Another issue we often encounter, and which several studies seem to back up, is that when a parent had a particularly rough time in math or science, so too will their children. One study in particular showed that “Parents’ math anxiety can undermine children’s math achievment”. And since math class forms a big chunk of a student’s ability to think analytically, it would hardly prove surprising that the math anxiety demonstrated by a parent might negatively impact a child’s performance, especially in physics and chemistry. Interestingly, parents who demonstrated aptitude at math also seem to unknowingly pass this skill on to their children, according to this paper published in the journal Developmental Science (a brief, non academic summary may be found here: “Parents good at math likely to have children who are good with numbers“).

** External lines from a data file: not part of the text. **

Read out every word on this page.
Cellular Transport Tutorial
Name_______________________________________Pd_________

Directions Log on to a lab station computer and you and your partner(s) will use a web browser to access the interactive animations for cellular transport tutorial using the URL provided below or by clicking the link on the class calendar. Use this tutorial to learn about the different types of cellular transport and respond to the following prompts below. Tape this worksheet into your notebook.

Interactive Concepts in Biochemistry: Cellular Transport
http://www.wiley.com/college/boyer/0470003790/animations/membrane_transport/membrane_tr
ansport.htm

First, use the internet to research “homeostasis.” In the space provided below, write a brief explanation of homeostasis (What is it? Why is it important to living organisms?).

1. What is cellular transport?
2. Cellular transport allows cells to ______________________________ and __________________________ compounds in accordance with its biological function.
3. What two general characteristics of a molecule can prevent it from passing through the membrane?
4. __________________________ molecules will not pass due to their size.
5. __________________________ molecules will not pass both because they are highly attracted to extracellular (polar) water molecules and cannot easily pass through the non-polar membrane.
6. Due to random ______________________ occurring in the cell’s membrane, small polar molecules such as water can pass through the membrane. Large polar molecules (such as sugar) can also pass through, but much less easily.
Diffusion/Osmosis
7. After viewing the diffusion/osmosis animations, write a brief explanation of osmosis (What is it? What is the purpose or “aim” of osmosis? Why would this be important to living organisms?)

Often, our more artistically inclined students argue that studying science is not inherently creative and as such they cannot, as poets or budding actors, get it; indeed, they worry that studying vectors will somehow hurt their creative abilities. They needn’t worry. First, if they talk to any graduate student in any laboratory in the world, they will learn that science is unbelievably creative and that it forces you to think originally. The difference (or, one difference) is that with science you must first learn a series of new rules before you are facile in that mode of thinking. We like to say that studying physics is much like studying jazz guitar; both demand you learn a series of seemingly arcane rules, which, once mastered, allow for unlimited creativity. And if you still think it will somehow stifle your creativity, please watch this short video about Broadway dance legend Nat Horne, and in particular pay attention to what his college major was, which he mentions at the 2:20 mark (although if you have eleven minutes, watch the whole thing because it is absolutely fascinating).
It is in fact fair to ask if a student who has heretofore not expressed a particular interest in science, or perhaps even expressed a disinterest, should have to take a very rigorous science course. There is a school we work with that has a relatively new, extremely challenging chemistry course, and a number of families are a bit upset about it. The school was long known as a “liberal arts” school, and more than a few students were caught off guard when the new curriculum was introduced. However, we suggest their protests are misguided. First, it is quite common for a high school student to have no idea at all of what academic subject they want to pursue in college, and if they decide they do want to pursue science – perhaps even after they enroll in college – this particular class offers them excellent preparation for college level work. To offer the watered down version of that course just would not be fair to those students. Second, we can think of a host of courses that we all took, for which we would all flunk our final exams 6 months later, but from which the methodologies remain, ingrained forever into our intellect. We might not recall the points we made in our essay on Heathcliff from Wuthering Heights, but we do recall how to write a critical essay. We don’t recall how to decline a noun from Latin II, but we sure might make use of our Latin when we fish around for the words we need at the café in Paris. And just as we benefit from the formal education we receive in essay writing and language, so too will we benefit from an ability to think analytically and quantitatively, even if we do not make explicit use of those abilities. It is basic to a fundamental education. At the bottom of every student’s education pyramid we must include skills and modalities of thinking that may not reside at the forefront of their thinking as they mature but which should always be available for them to draw upon when needed.